MrParosk · November 21, 2019, 12:05pm

Okay but isn’t that numerical differentiation (i.e. https://en.wikipedia.org/wiki/Numerical_differentiation)?

Or is it more like Automatic differentiation using dual numbers (https://en.wikipedia.org/wiki/Automatic_differentiation)?

tcapelle · November 21, 2019, 12:09pm

This video explains very well:

MrParosk · November 21, 2019, 3:12pm

Thanks, the video was great!

However, I don’t think it answers my question, i.e. how are the actual gradients calculated (i.e. how do we calculate the gradient of log(x) in an automatic way).

albanD · November 21, 2019, 3:26pm

Hi,

Yes automatic differentiation is used.
This basically computes gradients with the chain rule: if you have y = f(x) and z = g(y).
Then you compute dz/dx = dz/dy * dy/dx (with * being a matrix multiply).

So the only thing needed to compute any gradient is to have the formula for all the elementary functions and some mechanic to know how to apply them.
You can find (most) of the formulas in this file that we use to define the mapping between a function and its derivative.
And the order is given by an acyclic graph that we create during the forward.

MrParosk · November 21, 2019, 4:44pm

Hi,

Thanks!, that clarifies the approach. Do you know if that is the common way to do it (i.e. do you think Tensorflow, MxNet etc have the same approach or is it PyTorch specific)?
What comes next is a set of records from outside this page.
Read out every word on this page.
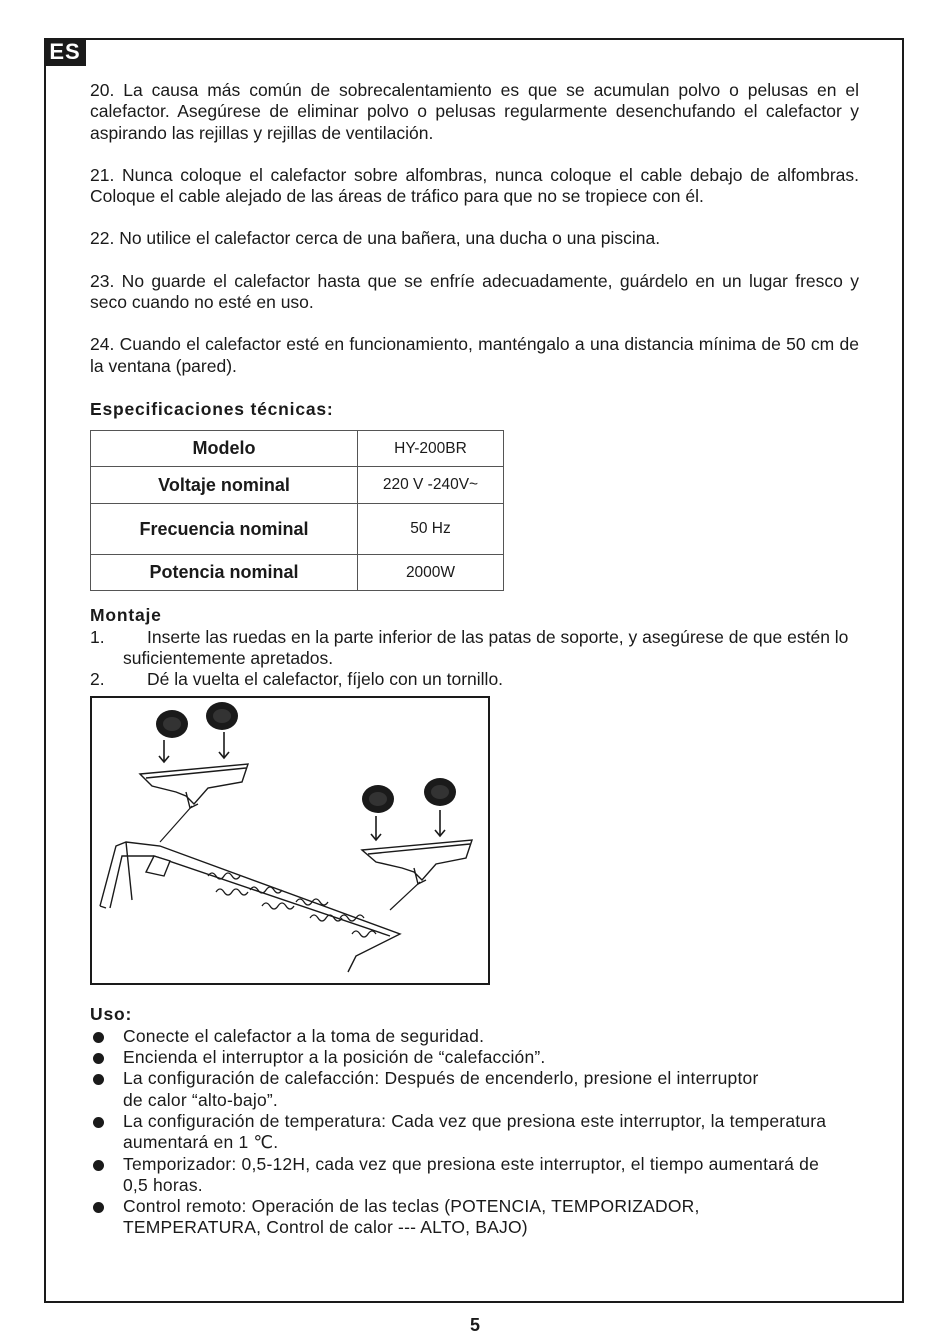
ES

20. La causa más común de sobrecalentamiento es que se acumulan polvo o pelusas en el calefactor. Asegúrese de eliminar polvo o pelusas regularmente desenchufando el calefactor y aspirando las rejillas y rejillas de ventilación.

21. Nunca coloque el calefactor sobre alfombras, nunca coloque el cable debajo de alfombras. Coloque el cable alejado de las áreas de tráfico para que no se tropiece con él.

22. No utilice el calefactor cerca de una bañera, una ducha o una piscina.

23. No guarde el calefactor hasta que se enfríe adecuadamente, guárdelo en un lugar fresco y seco cuando no esté en uso.

24. Cuando el calefactor esté en funcionamiento, manténgalo a una distancia mínima de 50 cm de la ventana (pared).

Especificaciones técnicas:

Modelo	HY-200BR
Voltaje nominal	220 V -240V~
Frecuencia nominal	50 Hz
Potencia nominal	2000W

Montaje

1. Inserte las ruedas en la parte inferior de las patas de soporte, y asegúrese de que estén lo suficientemente apretados.
2. Dé la vuelta el calefactor, fíjelo con un tornillo.

Uso:

Conecte el calefactor a la toma de seguridad.
Encienda el interruptor a la posición de “calefacción”.
La configuración de calefacción: Después de encenderlo, presione el interruptor de calor “alto-bajo”.
La configuración de temperatura: Cada vez que presiona este interruptor, la temperatura aumentará en 1 ℃.
Temporizador: 0,5-12H, cada vez que presiona este interruptor, el tiempo aumentará de 0,5 horas.
Control remoto: Operación de las teclas (POTENCIA, TEMPORIZADOR, TEMPERATURA, Control de calor --- ALTO, BAJO)
5
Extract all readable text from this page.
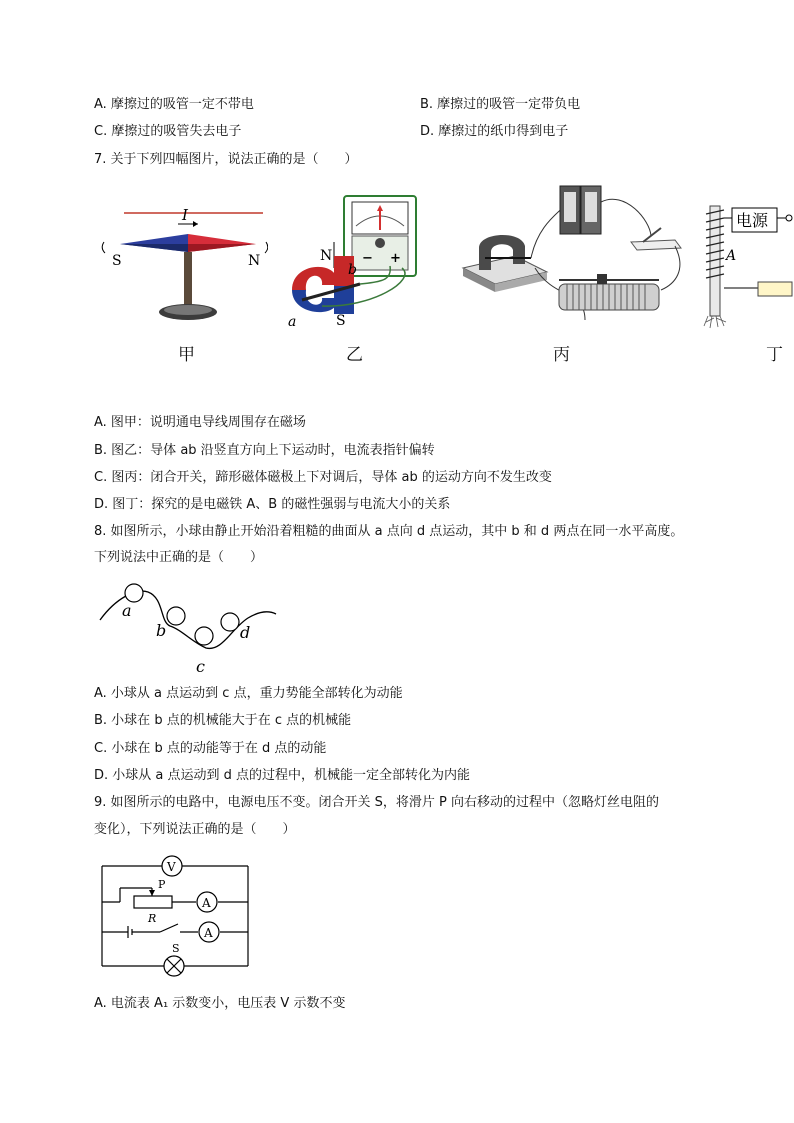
A. 摩擦过的吸管一定不带电	B. 摩擦过的吸管一定带负电
C. 摩擦过的吸管失去电子	D. 摩擦过的纸巾得到电子
7. 关于下列四幅图片，说法正确的是（　　）
I
S	N
甲
− +
N
S
a
b
乙	丙
电源
A
丁
A. 图甲：说明通电导线周围存在磁场
B. 图乙：导体 ab 沿竖直方向上下运动时，电流表指针偏转
C. 图丙：闭合开关，蹄形磁体磁极上下对调后，导体 ab 的运动方向不发生改变
D. 图丁：探究的是电磁铁 A、B 的磁性强弱与电流大小的关系
8. 如图所示，小球由静止开始沿着粗糙的曲面从 a 点向 d 点运动，其中 b 和 d 两点在同一水平高度。
下列说法中正确的是（　　）
a
b
c
d
A. 小球从 a 点运动到 c 点，重力势能全部转化为动能
B. 小球在 b 点的机械能大于在 c 点的机械能
C. 小球在 b 点的动能等于在 d 点的动能
D. 小球从 a 点运动到 d 点的过程中，机械能一定全部转化为内能
9. 如图所示的电路中，电源电压不变。闭合开关 S，将滑片 P 向右移动的过程中（忽略灯丝电阻的
变化），下列说法正确的是（　　）
V
A
A
P
R
S
A. 电流表 A₁ 示数变小，电压表 V 示数不变
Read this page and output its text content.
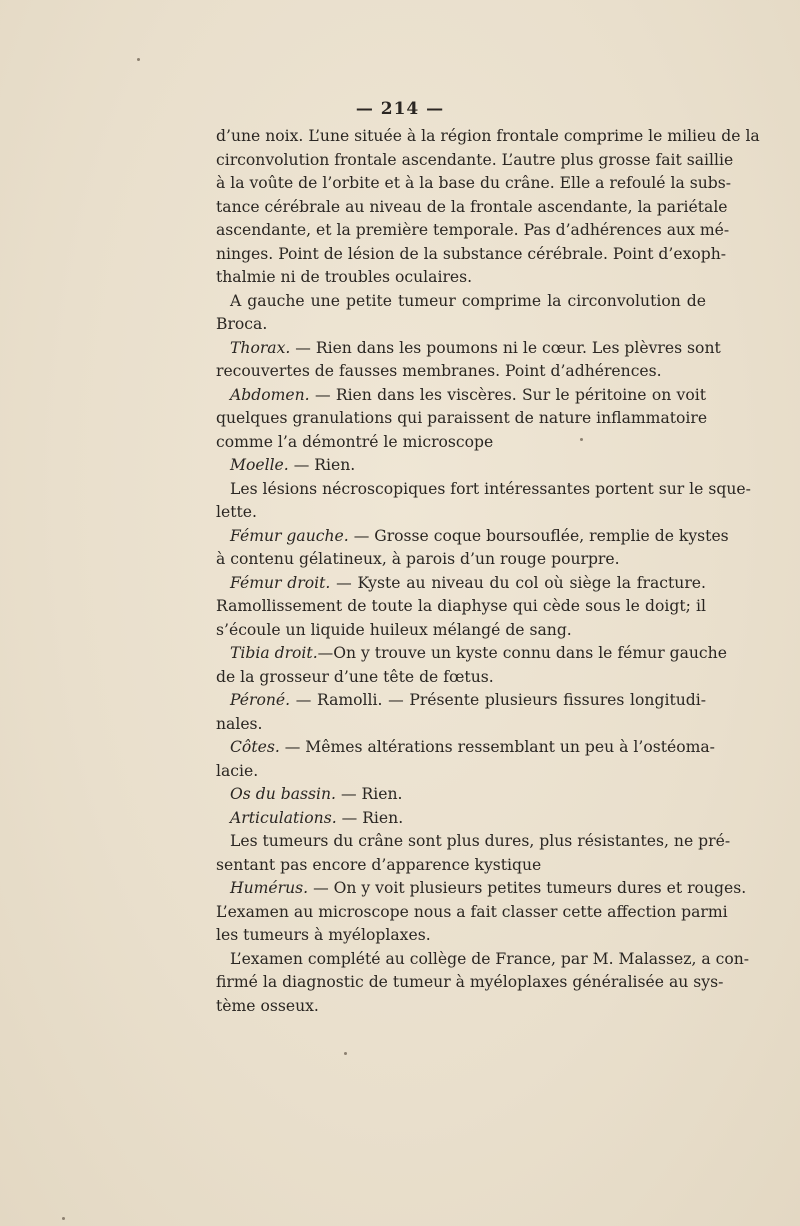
— 214 —
d’une noix. L’une située à la région frontale comprime le milieu de la
circonvolution frontale ascendante. L’autre plus grosse fait saillie
à la voûte de l’orbite et à la base du crâne. Elle a refoulé la subs-
tance cérébrale au niveau de la frontale ascendante, la pariétale
ascendante, et la première temporale. Pas d’adhérences aux mé-
ninges. Point de lésion de la substance cérébrale. Point d’exoph-
thalmie ni de troubles oculaires.
A gauche une petite tumeur comprime la circonvolution de
Broca.
Thorax. — Rien dans les poumons ni le cœur. Les plèvres sont
recouvertes de fausses membranes. Point d’adhérences.
Abdomen. — Rien dans les viscères. Sur le péritoine on voit
quelques granulations qui paraissent de nature inflammatoire
comme l’a démontré le microscope
Moelle. — Rien.
Les lésions nécroscopiques fort intéressantes portent sur le sque-
lette.
Fémur gauche. — Grosse coque boursouflée, remplie de kystes
à contenu gélatineux, à parois d’un rouge pourpre.
Fémur droit. — Kyste au niveau du col où siège la fracture.
Ramollissement de toute la diaphyse qui cède sous le doigt; il
s’écoule un liquide huileux mélangé de sang.
Tibia droit.—On y trouve un kyste connu dans le fémur gauche
de la grosseur d’une tête de fœtus.
Péroné. — Ramolli. — Présente plusieurs fissures longitudi-
nales.
Côtes. — Mêmes altérations ressemblant un peu à l’ostéoma-
lacie.
Os du bassin. — Rien.
Articulations. — Rien.
Les tumeurs du crâne sont plus dures, plus résistantes, ne pré-
sentant pas encore d’apparence kystique
Humérus. — On y voit plusieurs petites tumeurs dures et rouges.
L’examen au microscope nous a fait classer cette affection parmi
les tumeurs à myéloplaxes.
L’examen complété au collège de France, par M. Malassez, a con-
firmé la diagnostic de tumeur à myéloplaxes généralisée au sys-
tème osseux.
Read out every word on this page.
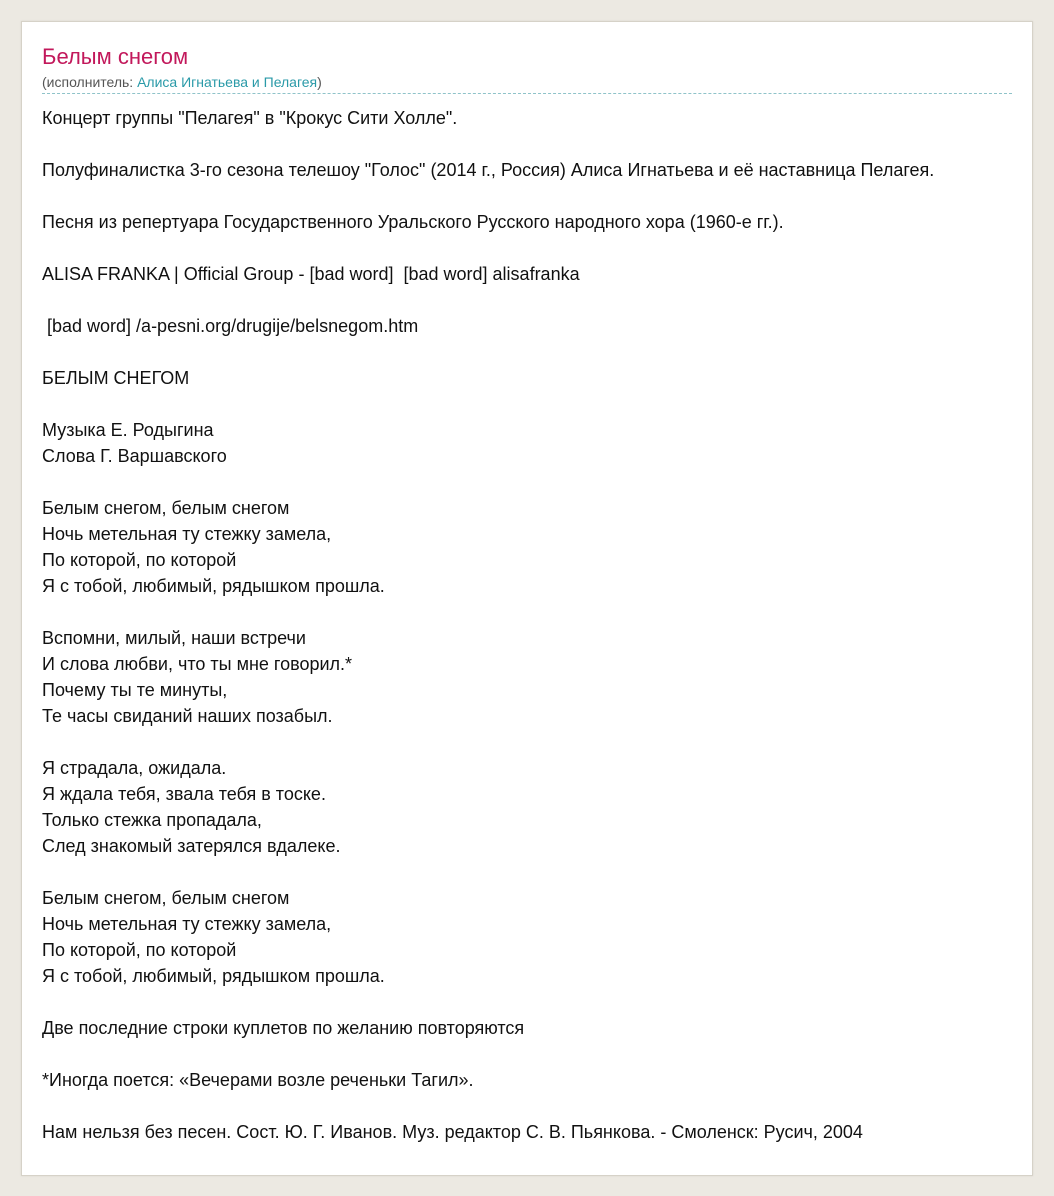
Белым снегом
(исполнитель: Алиса Игнатьева и Пелагея)

Концерт группы "Пелагея" в "Крокус Сити Холле".

Полуфиналистка 3-го сезона телешоу "Голос" (2014 г., Россия) Алиса Игнатьева и её наставница Пелагея.

Песня из репертуара Государственного Уральского Русского народного хора (1960-е гг.).

ALISA FRANKA | Official Group - [bad word]  [bad word] alisafranka

[bad word] /a-pesni.org/drugije/belsnegom.htm

БЕЛЫМ СНЕГОМ

Музыка Е. Родыгина
Слова Г. Варшавского

Белым снегом, белым снегом
Ночь метельная ту стежку замела,
По которой, по которой
Я с тобой, любимый, рядышком прошла.

Вспомни, милый, наши встречи
И слова любви, что ты мне говорил.*
Почему ты те минуты,
Те часы свиданий наших позабыл.

Я страдала, ожидала.
Я ждала тебя, звала тебя в тоске.
Только стежка пропадала,
След знакомый затерялся вдалеке.

Белым снегом, белым снегом
Ночь метельная ту стежку замела,
По которой, по которой
Я с тобой, любимый, рядышком прошла.

Две последние строки куплетов по желанию повторяются

*Иногда поется: «Вечерами возле реченьки Тагил».

Нам нельзя без песен. Сост. Ю. Г. Иванов. Муз. редактор С. В. Пьянкова. - Смоленск: Русич, 2004
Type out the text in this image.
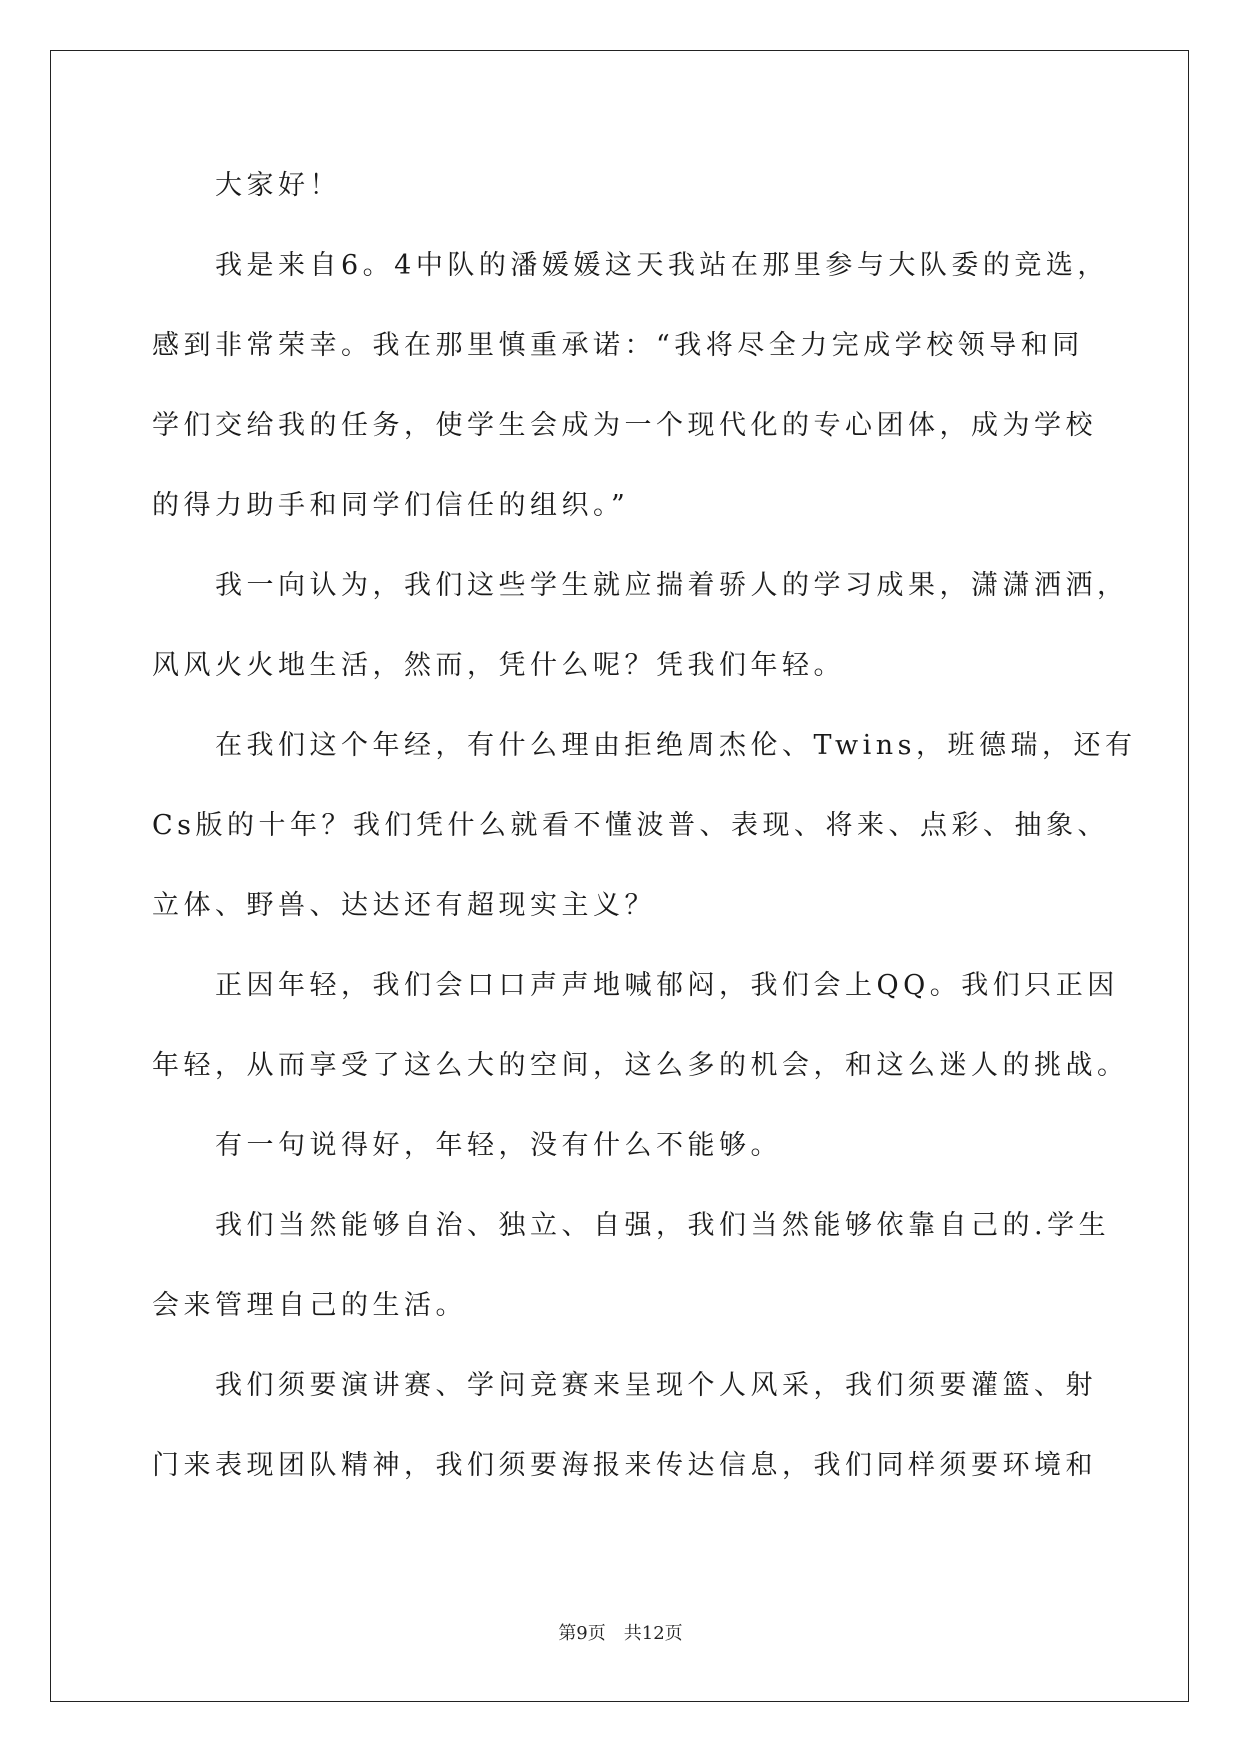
　　大家好！
　　我是来自6。4中队的潘媛媛这天我站在那里参与大队委的竞选，
感到非常荣幸。我在那里慎重承诺：“我将尽全力完成学校领导和同
学们交给我的任务，使学生会成为一个现代化的专心团体，成为学校
的得力助手和同学们信任的组织。”
　　我一向认为，我们这些学生就应揣着骄人的学习成果，潇潇洒洒，
风风火火地生活，然而，凭什么呢？凭我们年轻。
　　在我们这个年经，有什么理由拒绝周杰伦、Twins，班德瑞，还有
Cs版的十年？我们凭什么就看不懂波普、表现、将来、点彩、抽象、
立体、野兽、达达还有超现实主义？
　　正因年轻，我们会口口声声地喊郁闷，我们会上QQ。我们只正因
年轻，从而享受了这么大的空间，这么多的机会，和这么迷人的挑战。
　　有一句说得好，年轻，没有什么不能够。
　　我们当然能够自治、独立、自强，我们当然能够依靠自己的.学生
会来管理自己的生活。
　　我们须要演讲赛、学问竞赛来呈现个人风采，我们须要灌篮、射
门来表现团队精神，我们须要海报来传达信息，我们同样须要环境和
第9页 共12页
albanD · November 21, 2019, 4:48pm

The chain rule-based method is also known as backpropagation and is clearly used by most DL framework. I am not sure about MxNet, but Tensorflow use it for sure.
The main difference with pytorch used to be that the acyclic graph in Tensorflow was created statically. While pytorch recreates it at each forward. But that is not true anymore with tensorflow eager mode by default.

MrParosk · November 21, 2019, 5:01pm

Hi,

I meant the “hard-coding” of gradients.

dejanbatanjac · November 21, 2019, 5:08pm

Do you know if that is the common way to do it (i.e. do you think Tensorflow, MxNet etc have the same approach or is it PyTorch specific.

This paper may provide further information for you.

Or is it more like Automatic differentiation using dual numbers (https://en.wikipedia.org/wiki/Automatic_differentiation )?

Yes, AD (Automatic differentiation) first appeared in Fortran project. Fact from the paper I sent you the link.

Fairly the most outstanding articles explaining AD I found is this one from 2013.

albanD · November 21, 2019, 5:43pm

Ho,

Yes you have to. The formula has to come from somewhere since we don’t do neither symbolic differentiation or finite differences.

MrParosk · November 22, 2019, 7:11am

Hi,

Thank you for the answers!

MrParosk · November 22, 2019, 7:12am

Thanks, will take a look at the papers.